As more and more companies turn to renewable energies to power their plants and businesses, researchers behind the scenes are working hard to come up with ways of improving existing sources, making them more efficient and able to meet the needs of a growing market. In an effort to improve solar cell efficiency, researchers at Lund University in Sweden have shown that it may be possible to use nanowires to manufacture solar cells, a breakthrough that could make the cells much more efficient than they are today.

About the breakthrough

According to Renewable Energy Magazine, the Swedish scientists used nanowires made of indium phosphide to improve the ratio of the electrical output of a solar cell to the incident energy in the form of sunlight. According to Lund University, the team was aiming to reach a level of 10% efficiency, but instead reached an efficiency level of 13.8%, a result they say could lead to the development of even more efficient solar cells in the very near future. Discussing the results, coordinator of the project Knut Deppert is quoted as saying: “I am very proud of such a great result – it has well exceeded our expectations. We will of course continue the research on nanowire solar cells and hope to achieve an even higher level of efficiency than the 13.8 per cent that we have now reported.”

Author of the team’s findings, Magnus Borgström adds: “Our findings are the first to show that it really is possible to use nanowires to manufacture solar cells. The right size is essential for the nanowires to absorb as many photons as possible. If they are just a few tenths of a nanometre too small their function is significantly impaired.” After having identified the ideal diameter of the nanowires and how to synthesise them, the Lund researchers have high hopes about how their research could change the face of solar energy in years to come.

What does it mean for the future of solar energy?

The most attractive thing about the development is the cost-incentive for using solar cells made with nanowires over traditional solar cells. According to Lund University, silicon solar cells used to supply electricity for domestic use are cheap but not at all efficient. The reason being, that one single material can only absorb part of the spectrum of the light. While research to combine types of semiconductor material and allow cells to make efficient use of a broader part of the solar spectrum is currently in process, the cost would make material unaffordable for use by businesses, or in the home.

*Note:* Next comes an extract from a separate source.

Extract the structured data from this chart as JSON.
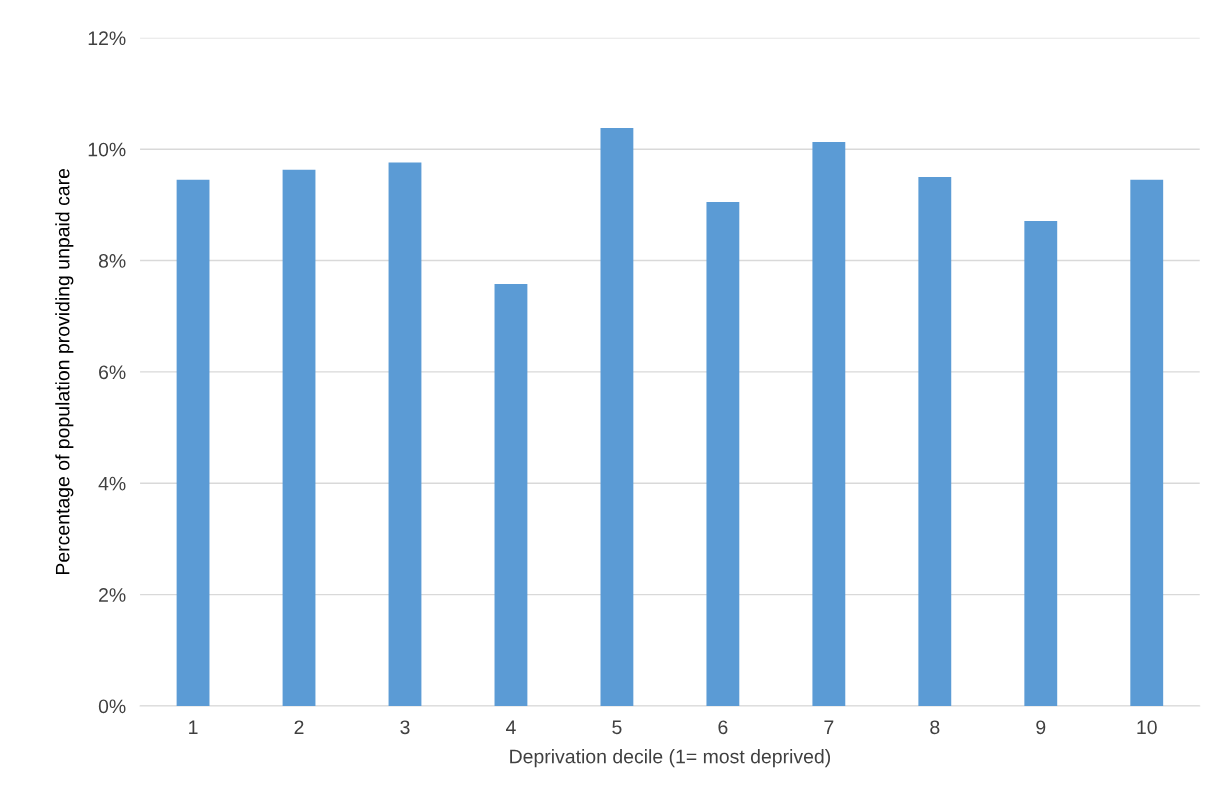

With nanowires however, because of their small dimensions, the same sort of combinations can be created with less effort, offering high efficiency at a lower cost. The process is also said to be less complicated, since nanowires can generate power at the same level as a thin film of the same material, even if they cover only 10% of the surface.

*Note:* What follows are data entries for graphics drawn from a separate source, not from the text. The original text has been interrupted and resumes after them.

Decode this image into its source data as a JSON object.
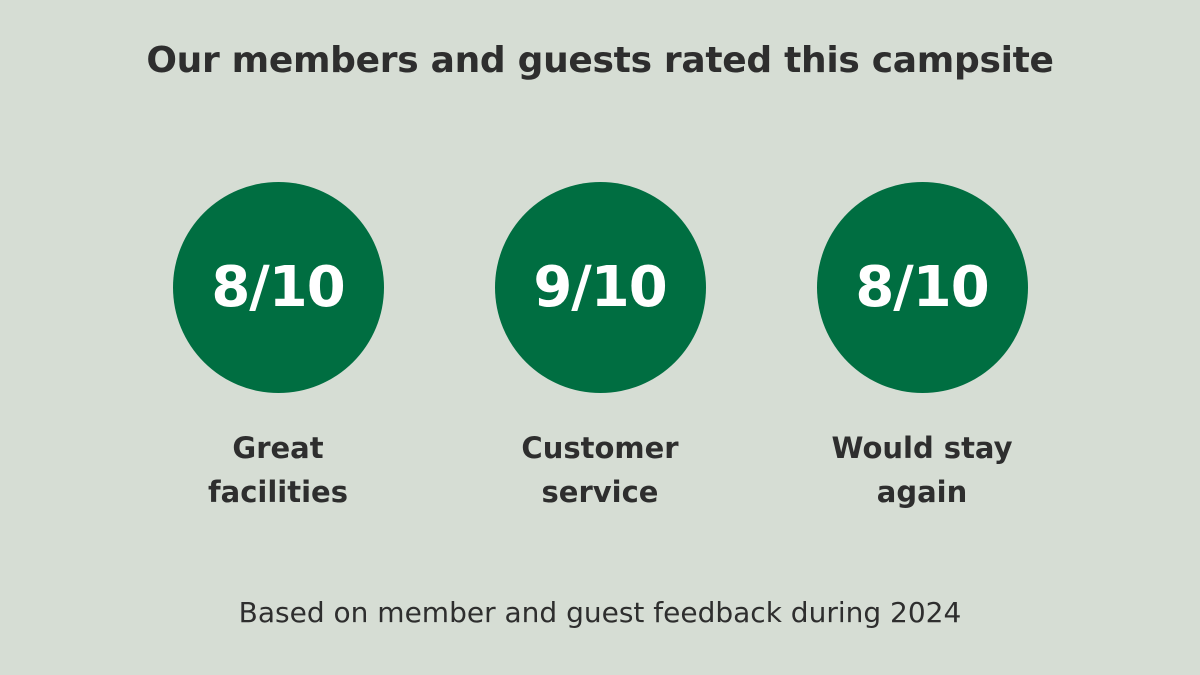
{
  "title": "Our members and guests rated this campsite",
  "ratings": [
    {
      "score": "8/10",
      "label": "Great facilities"
    },
    {
      "score": "9/10",
      "label": "Customer service"
    },
    {
      "score": "8/10",
      "label": "Would stay again"
    }
  ],
  "footnote": "Based on member and guest feedback during 2024",
  "colors": {
    "background": "#d6ddd4",
    "circle": "#006e41",
    "score_text": "#ffffff",
    "text": "#2e2e2e"
  }
}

Nanowires, which operate like antennae, are installed on surfaces that measure one square millimetre. Each square can contain approximately 4 million nanowires, resulting in a solar cell that can generate much more power than silicon solar cells currently on the market. While the nanowire-equipped solar cells have yet to leave the laboratory, the scientists hope that could be used one day to equip large solar plants in sunny regions around the world.